No one expects the Indian TB strains to rapidly spread elsewhere. The airborne disease is mainly transmitted through close personal contact and isn’t nearly as contagious as the flu.
Indeed, most of the cases of this kind of TB were not from person-to-person infection but were mutations that occurred in poorly treated patients.
What’s more, there’s a debate within the public health community about whether to even label TB infections as totally drug resistant.

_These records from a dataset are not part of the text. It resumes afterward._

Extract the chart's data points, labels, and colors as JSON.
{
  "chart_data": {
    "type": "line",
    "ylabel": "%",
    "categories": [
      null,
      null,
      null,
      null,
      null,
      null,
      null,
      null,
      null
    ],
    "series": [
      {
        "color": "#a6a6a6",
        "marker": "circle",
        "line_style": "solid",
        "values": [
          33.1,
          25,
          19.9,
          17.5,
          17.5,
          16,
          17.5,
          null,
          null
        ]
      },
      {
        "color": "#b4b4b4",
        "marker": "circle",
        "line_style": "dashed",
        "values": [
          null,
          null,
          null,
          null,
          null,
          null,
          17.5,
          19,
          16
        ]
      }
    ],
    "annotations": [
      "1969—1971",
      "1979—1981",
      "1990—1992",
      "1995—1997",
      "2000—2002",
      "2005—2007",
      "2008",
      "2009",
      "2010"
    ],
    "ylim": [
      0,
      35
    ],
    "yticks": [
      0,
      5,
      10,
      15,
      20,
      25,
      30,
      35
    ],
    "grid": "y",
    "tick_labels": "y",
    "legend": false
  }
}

However, Dr. Paul Nunn, a coordinator at WHO’s Stop TB Department in Geneva, said there is ample proof that these virtually untreatable cases do exist.
The Indian hospital that saw the initial cases tested a dozen medicines and none of them worked, a pretty comprehensive assessment.
A TB expert at the U.S. Centers for Disease Control and Prevention (CDC) said they do appear to be totally resistant to available drugs.
“It is concerning,” said Dr. Kenneth Castro, director of the CDC’s Division of Tuberculosis Elimination. “Anytime we see something like this, we better get on top of it before it becomes a more widespread problem.”
Ordinary TB is easily cured by taking antibiotics for six to nine months. However, if that treatment is interrupted or the dose is cut down, the stubborn bacteria battle back and mutate into a tougher strain that can no longer be killed by standard drugs. The disease becomes harder and more expensive to treat.
In India, doctors in Mumbai have reported a total of 12 patients who failed initial treatment and also didn’t respond to the medicines tried next over an average of two to three years. Three have died. None of the others have been successfully treated.
The doctors detailed the first four cases in a letter to a U.S. medical journal last month, blaming private doctors for prescribing inappropriate drug plans that sparked greater resistance in three of those four patients.
Tuberculosis is an age-old scourge that lies dormant in an estimated 1 in 3 people. About 10 percent of those people eventually develop active TB, which kills roughly 2 million a year, according to WHO. Each victim infects an average of 10 to 15 others every year, typically through sneezing or coughing.